Spicer acknowledged he did mean them.

Andrew Harnik/AP

"Those people, the greatest amount of interaction they had with the campaign was the campaign apparently sending them a series of cease-and-desist letters," Spicer said. "I think when you read a lot of this activity about 'associates,' there is a fine line between people who want to be part of something that they never had an official role in and people who actually played a role in the campaign or transition."

Later, Spicer elaborated that Trump and Stone "had a long relationship going back years" but didn't think they had spoken recently.

Stone, who has remained a stalwart Trump defender, said in a phone interview last week that he has no relationship with Russia. But he did acknowledge having had an "innocuous" exchange with Guccifer 2.0, an online entity who took credit for hacking the Democratic National Committee. 

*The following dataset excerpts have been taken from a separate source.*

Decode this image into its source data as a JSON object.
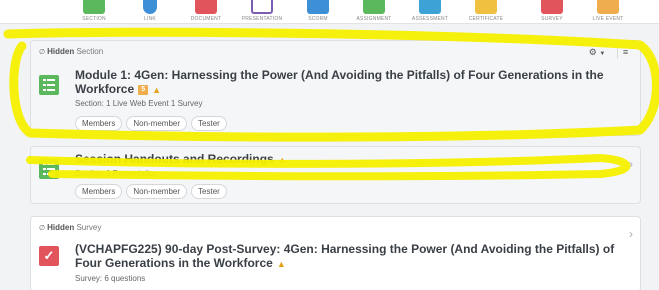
{
  "toolbar": {
    "items": [
      {
        "label": "SECTION",
        "color": "#5cb85c"
      },
      {
        "label": "LINK",
        "color": "#3d8fd6"
      },
      {
        "label": "DOCUMENT",
        "color": "#e2545c"
      },
      {
        "label": "PRESENTATION",
        "color": "#7a5fb0"
      },
      {
        "label": "SCORM",
        "color": "#3d8fd6"
      },
      {
        "label": "ASSIGNMENT",
        "color": "#5cb85c"
      },
      {
        "label": "ASSESSMENT",
        "color": "#3da3d6"
      },
      {
        "label": "CERTIFICATE",
        "color": "#f0c040"
      },
      {
        "label": "SURVEY",
        "color": "#e2545c"
      },
      {
        "label": "LIVE EVENT",
        "color": "#f0ad4e"
      }
    ]
  },
  "cards": [
    {
      "hidden_strong": "Hidden",
      "hidden_type": "Section",
      "title_line1": "Module 1: 4Gen: Harnessing the Power (And Avoiding the Pitfalls) of Four Generations in the",
      "title_line2": "Workforce",
      "badge": "5",
      "subtitle": "Section: 1 Live Web Event  1 Survey",
      "tags": [
        "Members",
        "Non-member",
        "Tester"
      ]
    },
    {
      "title": "Session Handouts and Recordings",
      "subtitle": "Section: 1 Presentation",
      "tags": [
        "Members",
        "Non-member",
        "Tester"
      ]
    },
    {
      "hidden_strong": "Hidden",
      "hidden_type": "Survey",
      "title_line1": "(VCHAPFG225) 90-day Post-Survey: 4Gen: Harnessing the Power (And Avoiding the Pitfalls) of",
      "title_line2": "Four Generations in the Workforce",
      "subtitle": "Survey: 6 questions"
    }
  ],
  "icons": {
    "gear": "gear-icon",
    "menu": "hamburger-menu-icon",
    "lock": "lock-icon",
    "chevron": "chevron-right-icon",
    "eye": "eye-slash-icon"
  },
  "colors": {
    "highlighter": "#f5ef00",
    "lock": "#e6a11a",
    "section_green": "#5cb85c",
    "survey_red": "#e2545c"
  }
}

Stone elaborated on this admission on InfoWars Monday, writing: 

I am anxious to rebut allegations that I had any improper or nefarious contact with any agent of the Russia State based on facts not misleading and salacious headlines. Claims of Russian influence or collusion in the Trump Campaign by the Intelligence Community are backed up by ZERO evidence.

He also appeared on Sirius XM radio's Wilkow Majority to say that he felt he was being maligned in the hearings but was "suited up and ready for combat."

Spicer wasn't the only one downplaying the significance of players like Stone and Page: David Corn, Mother Jones Washington bureau chief, tweeted Monday that House Intelligence Committee Chairman Devin Nunes insisted he'd "never heard of" either Page or Stone.